PARP-1 may be key to effectiveness of PARP inhibitors, and now researchers can image it
Penn Medicine researchers have used CRISPR/Cas9 gene editing technology to isolate a key genetic feature that could cause resistance to PARP inhibitors in patients with ovarian cancer—and they've also proven they have a way to see that feature using PET imaging.
The team found PARP inhibitors—a type of targeted therapy that kills cancer cells with mutations in their DNA repair genes while sparing healthy tissue that does not have the mutations—specifically require the presence of PARP-1 in order to take effect. They also show that a radioactive tracer developed at Penn makes PARP-1 visible during PET scans and may provide a method of measuring PARP-1 in ovarian cancer that complements biopsy. The findings of this multidisciplinary team—which included radiologists, pathologists, and oncologists from the University of Pennsylvania's Perelman School of Medicine—were published in the Journal of Clinical Investigation this month.

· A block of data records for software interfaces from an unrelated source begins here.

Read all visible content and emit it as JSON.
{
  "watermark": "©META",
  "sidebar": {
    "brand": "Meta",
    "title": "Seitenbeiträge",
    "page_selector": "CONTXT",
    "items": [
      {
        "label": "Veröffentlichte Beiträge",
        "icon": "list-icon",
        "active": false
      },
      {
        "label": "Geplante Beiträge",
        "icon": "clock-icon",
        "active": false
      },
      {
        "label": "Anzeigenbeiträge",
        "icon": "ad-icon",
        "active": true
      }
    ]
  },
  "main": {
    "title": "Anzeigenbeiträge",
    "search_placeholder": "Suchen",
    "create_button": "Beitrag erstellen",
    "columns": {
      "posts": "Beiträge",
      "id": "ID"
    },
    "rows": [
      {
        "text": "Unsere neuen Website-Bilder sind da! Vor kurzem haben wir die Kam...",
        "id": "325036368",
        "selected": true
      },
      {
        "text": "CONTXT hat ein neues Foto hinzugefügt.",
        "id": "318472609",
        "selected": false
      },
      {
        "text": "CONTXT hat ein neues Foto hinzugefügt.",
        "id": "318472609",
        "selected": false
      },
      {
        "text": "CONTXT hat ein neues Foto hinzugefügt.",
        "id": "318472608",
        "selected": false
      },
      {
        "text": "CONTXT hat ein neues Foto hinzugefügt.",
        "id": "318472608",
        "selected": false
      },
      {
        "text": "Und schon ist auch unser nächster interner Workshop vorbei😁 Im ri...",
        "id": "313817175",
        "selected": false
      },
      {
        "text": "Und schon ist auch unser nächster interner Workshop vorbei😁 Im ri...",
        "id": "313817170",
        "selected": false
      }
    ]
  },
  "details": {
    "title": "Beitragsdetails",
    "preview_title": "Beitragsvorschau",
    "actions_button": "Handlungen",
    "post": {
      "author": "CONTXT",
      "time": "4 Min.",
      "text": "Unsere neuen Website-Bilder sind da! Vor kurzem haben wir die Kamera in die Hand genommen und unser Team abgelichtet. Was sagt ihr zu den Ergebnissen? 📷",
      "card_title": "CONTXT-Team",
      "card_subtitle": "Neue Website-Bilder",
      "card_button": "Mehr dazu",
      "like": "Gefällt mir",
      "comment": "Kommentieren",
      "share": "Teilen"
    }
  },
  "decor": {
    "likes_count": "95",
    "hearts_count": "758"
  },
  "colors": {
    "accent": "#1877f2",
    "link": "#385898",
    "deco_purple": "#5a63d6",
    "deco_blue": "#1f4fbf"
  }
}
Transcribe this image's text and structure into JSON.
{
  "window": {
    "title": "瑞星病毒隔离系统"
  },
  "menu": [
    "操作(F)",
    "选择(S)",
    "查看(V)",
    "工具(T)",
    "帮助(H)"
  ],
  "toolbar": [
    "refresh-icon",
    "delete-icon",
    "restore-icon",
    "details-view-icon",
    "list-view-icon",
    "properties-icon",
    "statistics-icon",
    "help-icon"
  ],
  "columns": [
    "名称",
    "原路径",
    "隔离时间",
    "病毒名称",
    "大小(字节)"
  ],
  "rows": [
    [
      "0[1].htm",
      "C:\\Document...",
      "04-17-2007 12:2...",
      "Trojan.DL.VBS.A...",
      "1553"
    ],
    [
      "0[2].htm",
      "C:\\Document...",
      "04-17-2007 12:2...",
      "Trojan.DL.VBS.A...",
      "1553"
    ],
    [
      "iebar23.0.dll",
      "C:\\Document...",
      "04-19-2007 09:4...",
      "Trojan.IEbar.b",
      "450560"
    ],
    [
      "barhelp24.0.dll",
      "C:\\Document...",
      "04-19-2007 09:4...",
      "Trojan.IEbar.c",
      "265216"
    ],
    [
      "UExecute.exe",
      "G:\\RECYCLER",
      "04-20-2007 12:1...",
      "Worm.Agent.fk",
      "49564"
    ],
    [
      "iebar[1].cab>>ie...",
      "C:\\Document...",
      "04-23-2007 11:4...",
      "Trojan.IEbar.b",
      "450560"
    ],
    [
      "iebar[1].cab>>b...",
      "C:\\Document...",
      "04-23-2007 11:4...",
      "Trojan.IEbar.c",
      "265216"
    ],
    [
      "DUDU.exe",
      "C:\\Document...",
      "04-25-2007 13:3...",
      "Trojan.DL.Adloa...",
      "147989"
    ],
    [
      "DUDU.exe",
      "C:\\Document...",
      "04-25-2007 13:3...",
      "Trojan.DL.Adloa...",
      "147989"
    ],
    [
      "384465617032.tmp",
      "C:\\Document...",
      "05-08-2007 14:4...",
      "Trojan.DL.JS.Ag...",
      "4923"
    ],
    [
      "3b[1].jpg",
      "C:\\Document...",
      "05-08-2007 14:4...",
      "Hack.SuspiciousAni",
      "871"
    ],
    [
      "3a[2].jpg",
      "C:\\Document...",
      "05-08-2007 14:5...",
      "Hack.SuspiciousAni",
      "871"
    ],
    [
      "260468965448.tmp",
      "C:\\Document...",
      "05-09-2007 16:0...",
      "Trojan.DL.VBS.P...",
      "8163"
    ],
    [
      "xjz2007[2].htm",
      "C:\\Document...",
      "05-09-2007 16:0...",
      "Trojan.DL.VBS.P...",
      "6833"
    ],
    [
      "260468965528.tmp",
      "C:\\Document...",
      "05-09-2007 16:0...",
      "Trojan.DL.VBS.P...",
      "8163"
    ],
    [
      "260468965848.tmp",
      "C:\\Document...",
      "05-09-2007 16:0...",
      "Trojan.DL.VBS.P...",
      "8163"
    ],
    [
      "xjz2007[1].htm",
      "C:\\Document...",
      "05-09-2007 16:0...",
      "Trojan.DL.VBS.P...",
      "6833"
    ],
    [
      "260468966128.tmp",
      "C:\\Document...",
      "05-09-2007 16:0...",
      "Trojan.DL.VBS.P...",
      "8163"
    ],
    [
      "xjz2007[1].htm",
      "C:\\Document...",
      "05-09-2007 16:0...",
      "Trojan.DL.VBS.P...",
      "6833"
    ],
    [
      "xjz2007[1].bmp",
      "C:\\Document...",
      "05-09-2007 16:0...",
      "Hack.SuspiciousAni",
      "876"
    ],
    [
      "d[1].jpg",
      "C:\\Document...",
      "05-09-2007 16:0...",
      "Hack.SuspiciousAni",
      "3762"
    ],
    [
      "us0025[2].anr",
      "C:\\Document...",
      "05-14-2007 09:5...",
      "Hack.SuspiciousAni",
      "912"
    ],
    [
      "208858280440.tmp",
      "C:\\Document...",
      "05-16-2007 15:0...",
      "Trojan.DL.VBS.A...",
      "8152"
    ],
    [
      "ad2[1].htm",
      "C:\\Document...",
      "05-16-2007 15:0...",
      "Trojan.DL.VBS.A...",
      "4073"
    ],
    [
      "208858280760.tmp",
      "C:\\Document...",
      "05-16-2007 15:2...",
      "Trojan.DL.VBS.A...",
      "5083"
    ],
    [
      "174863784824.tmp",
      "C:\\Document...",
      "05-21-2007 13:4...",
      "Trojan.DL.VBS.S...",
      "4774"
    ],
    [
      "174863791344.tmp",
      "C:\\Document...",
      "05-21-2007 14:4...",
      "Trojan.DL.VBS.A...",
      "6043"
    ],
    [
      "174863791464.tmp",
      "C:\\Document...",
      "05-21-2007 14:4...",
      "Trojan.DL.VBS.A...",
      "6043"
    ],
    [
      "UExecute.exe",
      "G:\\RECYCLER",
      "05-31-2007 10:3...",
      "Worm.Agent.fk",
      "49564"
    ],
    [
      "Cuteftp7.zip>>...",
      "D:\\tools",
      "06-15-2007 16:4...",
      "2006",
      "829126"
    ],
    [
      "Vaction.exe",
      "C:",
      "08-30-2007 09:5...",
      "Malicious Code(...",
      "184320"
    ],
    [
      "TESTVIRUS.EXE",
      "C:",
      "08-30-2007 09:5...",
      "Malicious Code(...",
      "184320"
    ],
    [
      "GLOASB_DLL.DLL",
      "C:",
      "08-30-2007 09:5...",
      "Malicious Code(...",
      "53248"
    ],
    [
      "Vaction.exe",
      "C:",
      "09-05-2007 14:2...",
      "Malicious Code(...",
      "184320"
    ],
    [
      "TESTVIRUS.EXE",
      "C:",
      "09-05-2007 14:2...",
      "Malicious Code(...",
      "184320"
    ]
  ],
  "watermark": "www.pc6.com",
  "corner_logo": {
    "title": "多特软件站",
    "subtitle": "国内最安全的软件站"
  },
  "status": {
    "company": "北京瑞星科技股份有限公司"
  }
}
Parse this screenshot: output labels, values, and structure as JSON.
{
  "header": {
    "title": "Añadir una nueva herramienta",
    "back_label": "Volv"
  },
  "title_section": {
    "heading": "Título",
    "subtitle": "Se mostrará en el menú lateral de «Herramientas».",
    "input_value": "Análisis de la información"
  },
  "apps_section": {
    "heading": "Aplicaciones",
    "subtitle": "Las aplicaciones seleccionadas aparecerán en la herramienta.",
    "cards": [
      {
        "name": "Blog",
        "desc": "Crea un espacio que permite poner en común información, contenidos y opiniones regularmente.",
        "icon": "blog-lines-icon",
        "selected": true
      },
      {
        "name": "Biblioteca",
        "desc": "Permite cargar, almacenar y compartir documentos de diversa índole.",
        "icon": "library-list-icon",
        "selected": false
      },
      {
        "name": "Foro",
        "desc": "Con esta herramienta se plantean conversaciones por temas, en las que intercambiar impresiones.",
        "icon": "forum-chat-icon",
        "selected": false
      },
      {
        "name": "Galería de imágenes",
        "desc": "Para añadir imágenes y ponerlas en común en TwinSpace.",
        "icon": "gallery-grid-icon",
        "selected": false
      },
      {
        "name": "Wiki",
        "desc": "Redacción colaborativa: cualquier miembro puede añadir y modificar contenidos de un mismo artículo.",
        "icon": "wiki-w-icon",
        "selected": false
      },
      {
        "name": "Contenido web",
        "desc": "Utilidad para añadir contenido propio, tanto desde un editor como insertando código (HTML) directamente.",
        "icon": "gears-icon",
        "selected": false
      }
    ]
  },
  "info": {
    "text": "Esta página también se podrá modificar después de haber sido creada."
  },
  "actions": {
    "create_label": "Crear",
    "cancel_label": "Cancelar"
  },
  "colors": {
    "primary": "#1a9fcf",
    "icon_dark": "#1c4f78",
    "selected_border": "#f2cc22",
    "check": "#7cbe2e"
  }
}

Epithelial ovarian cancer is the fifth deadliest type of cancer in women, with more than 70 percent of patients already showing advanced disease when they're diagnosed. Standard treatment relies on chemotherapy, but more recently, PARP inhibitors have emerged as a way to improve patient outcomes. Three of these drugs are currently approved for use by the U.S. Food and Drug Administration, and patients commonly receive these inhibitors if they test positive for the genetic mutations BRCA1 and BRCA2. However, only about 50 percent of these patients respond.
Penn researchers used CRISPR/Cas9 gene editing in the lab to delete PARP-1 from ovarian cancer cells, then exposed those cells to PARP inhibitors and compared them to a control group with PARP-1. Cells without PARP-1 showed less DNA damage and less responsiveness to the inhibitors than the unedited control group cells. In one case, the loss of PARP-1 resulted in a greater than a 1,000-fold decrease in sensitivity to the PARP inhibitor.
"These findings show that PARP-1 is required for PARP inhibitors to do their job," said the study's co-senior author Mehran Makvandi, PharmD, RPh, BCNP, an instructor of Radiology. "These data also demonstrated the clinical need to evaluate PARP-1 levels in BRCA cancers to better understand which patients are likely to benefit and which may be resistant."
To accomplish this, researchers used a radioactive tracer that binds to PARP-1, making it visible during PET scans. The tracer, called FluorThanatrace, was specially designed by Robert H. Mach, Ph.D., the Britton Chance Professor of Radiology. After a pre-clinical test using mouse models showed the tracer was hitting its specific molecular target, the study's authors moved to a phase I trial.
A clinical trial involving 10 patients led to 13 tissue samples. These samples had a wide spectrum of uptake of the tracer, but that uptake correlated with PARP-1 expression. In other words, the more the tracer was able to bind to the tumor, the higher the level of PARP-1 that tumor expressed.
"This is proof-of-concept that we not only have a potential biomarker for the effectiveness of PARP inhibitors, but we also have a non-invasive imaging technique to find that biomarker in ovarian cancer patients," Makvandi said.
Researchers say the next step in this work is to evaluate whether this technique can be used to predict efficacy and resistance to PARP inhibitors. Makvandi and Fiona Simpkins, MD, an assistant professor of Obstetrics and Gynecology and co-author on this study, are leading future clinical trials to directly test the predictive value of this approach in ovarian cancer patients receiving PARP inhibitor monotherapy. Trials are also planned in breast cancer.